If you’re a playwright starting out you’re going to get a lot of advice about how you should write your play.
Here’s my advice: write without rules.
I think you need to write a lot and you need to write every day. When you write you learn. And what you’re learning is how you, as a writer, like to work. You’re learning about the things you like to write about. You’re learning about your voice.
So, the first thing not to worry about is length.
How long should the play be? Should it have an intermission or should it be a long single act or could it be three acts or maybe even five. None of that matters.
You can write a one page play or a two hundred page play. Length doesn’t matter; story matters. Write the play the length it needs to be to tell the story you need to tell.
Having said that – when it comes time to rewrite your play that’s when you start to cut and edit and adjust the time so that you don’t bore your audience.
Second don’t worry about the number of characters in your story.
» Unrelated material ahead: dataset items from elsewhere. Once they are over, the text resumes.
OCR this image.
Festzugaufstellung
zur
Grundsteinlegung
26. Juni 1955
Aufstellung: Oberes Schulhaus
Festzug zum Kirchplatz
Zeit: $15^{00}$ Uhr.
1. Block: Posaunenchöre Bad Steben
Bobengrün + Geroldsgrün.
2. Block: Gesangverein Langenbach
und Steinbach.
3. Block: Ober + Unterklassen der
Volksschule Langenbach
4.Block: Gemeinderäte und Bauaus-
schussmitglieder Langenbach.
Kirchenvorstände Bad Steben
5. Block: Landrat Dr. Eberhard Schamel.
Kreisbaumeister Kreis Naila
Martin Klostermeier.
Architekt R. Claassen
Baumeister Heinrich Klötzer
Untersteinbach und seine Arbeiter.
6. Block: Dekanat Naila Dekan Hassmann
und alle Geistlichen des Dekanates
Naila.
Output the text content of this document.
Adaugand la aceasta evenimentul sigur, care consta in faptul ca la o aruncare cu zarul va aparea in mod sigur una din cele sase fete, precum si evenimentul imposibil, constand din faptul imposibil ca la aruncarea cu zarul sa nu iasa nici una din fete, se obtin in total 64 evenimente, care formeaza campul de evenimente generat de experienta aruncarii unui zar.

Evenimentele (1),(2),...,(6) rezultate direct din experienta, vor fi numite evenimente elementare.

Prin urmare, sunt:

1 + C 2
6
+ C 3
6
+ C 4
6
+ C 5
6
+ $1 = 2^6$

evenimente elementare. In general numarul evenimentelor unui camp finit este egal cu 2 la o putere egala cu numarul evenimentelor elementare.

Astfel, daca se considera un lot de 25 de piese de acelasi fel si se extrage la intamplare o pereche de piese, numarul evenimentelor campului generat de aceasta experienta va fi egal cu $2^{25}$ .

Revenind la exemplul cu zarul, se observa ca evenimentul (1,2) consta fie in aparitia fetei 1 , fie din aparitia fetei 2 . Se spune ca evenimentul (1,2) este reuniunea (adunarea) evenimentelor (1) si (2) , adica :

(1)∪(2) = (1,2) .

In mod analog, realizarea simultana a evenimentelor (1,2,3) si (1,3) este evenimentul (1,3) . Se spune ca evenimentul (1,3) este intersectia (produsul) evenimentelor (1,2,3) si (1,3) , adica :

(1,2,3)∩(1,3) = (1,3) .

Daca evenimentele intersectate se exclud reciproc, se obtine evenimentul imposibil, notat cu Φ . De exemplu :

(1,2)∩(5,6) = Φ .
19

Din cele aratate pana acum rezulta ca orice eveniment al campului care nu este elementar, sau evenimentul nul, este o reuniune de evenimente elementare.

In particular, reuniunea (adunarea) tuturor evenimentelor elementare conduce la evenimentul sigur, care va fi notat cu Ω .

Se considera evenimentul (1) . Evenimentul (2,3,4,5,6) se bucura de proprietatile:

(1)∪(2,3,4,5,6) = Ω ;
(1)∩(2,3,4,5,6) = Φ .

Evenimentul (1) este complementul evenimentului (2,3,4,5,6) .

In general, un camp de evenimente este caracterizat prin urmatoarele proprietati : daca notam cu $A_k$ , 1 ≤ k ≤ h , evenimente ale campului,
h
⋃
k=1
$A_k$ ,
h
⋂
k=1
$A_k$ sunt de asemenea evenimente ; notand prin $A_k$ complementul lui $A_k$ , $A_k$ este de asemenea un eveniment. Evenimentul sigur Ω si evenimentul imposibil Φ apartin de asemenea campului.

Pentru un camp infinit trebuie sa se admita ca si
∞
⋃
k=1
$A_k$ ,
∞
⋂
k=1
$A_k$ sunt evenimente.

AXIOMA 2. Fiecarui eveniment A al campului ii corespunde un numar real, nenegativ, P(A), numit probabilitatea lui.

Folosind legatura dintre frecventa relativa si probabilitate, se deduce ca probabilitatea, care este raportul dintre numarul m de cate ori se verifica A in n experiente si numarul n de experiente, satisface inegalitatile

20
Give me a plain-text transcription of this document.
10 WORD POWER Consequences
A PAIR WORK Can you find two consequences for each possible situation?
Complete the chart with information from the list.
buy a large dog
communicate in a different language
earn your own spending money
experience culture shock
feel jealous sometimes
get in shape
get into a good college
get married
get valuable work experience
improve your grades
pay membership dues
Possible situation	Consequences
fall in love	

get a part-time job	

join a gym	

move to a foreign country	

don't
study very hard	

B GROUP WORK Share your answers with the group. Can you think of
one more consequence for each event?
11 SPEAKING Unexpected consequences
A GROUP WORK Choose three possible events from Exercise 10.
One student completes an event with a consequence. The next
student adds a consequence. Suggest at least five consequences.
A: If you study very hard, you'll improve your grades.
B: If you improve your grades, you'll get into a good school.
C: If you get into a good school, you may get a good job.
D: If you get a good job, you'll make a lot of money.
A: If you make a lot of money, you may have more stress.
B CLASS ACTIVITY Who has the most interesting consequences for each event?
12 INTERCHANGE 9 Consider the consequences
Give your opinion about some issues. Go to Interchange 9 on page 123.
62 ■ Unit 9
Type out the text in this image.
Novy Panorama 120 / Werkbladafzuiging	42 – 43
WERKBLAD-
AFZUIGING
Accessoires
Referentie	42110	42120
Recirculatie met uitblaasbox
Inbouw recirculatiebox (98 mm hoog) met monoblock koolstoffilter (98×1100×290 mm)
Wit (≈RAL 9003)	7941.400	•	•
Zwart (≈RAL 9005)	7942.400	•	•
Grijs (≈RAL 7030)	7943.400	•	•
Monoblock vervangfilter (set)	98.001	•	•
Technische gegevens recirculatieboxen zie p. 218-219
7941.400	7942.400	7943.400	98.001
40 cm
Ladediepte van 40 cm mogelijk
Write a one person show or a fifty person show. Have as many characters as you need. Have more characters than you need. Throw characters in – take them out – merge three characters into one. See what that does to your story. Experiment. Discover. Play around with characters and see what happens.
Third, don’t worry about writing an outline. That is, unless you like to write an outline.
Some writers just like to sit down and start writing and other writers like to make a plan before they dive into their story. Telling a writer who likes to write on the fly to write an outline kills that writer’s creativity. Telling a writer who likes to plan – not to plan – can be just as deadly.
Not every painter or musician or writer likes to work the same way because the process of creativity is different for all of us.
Write without rules so that you can discover what works for you and then write your own rules.
And once you’ve written your own rules don’t be afraid to break them and try something new.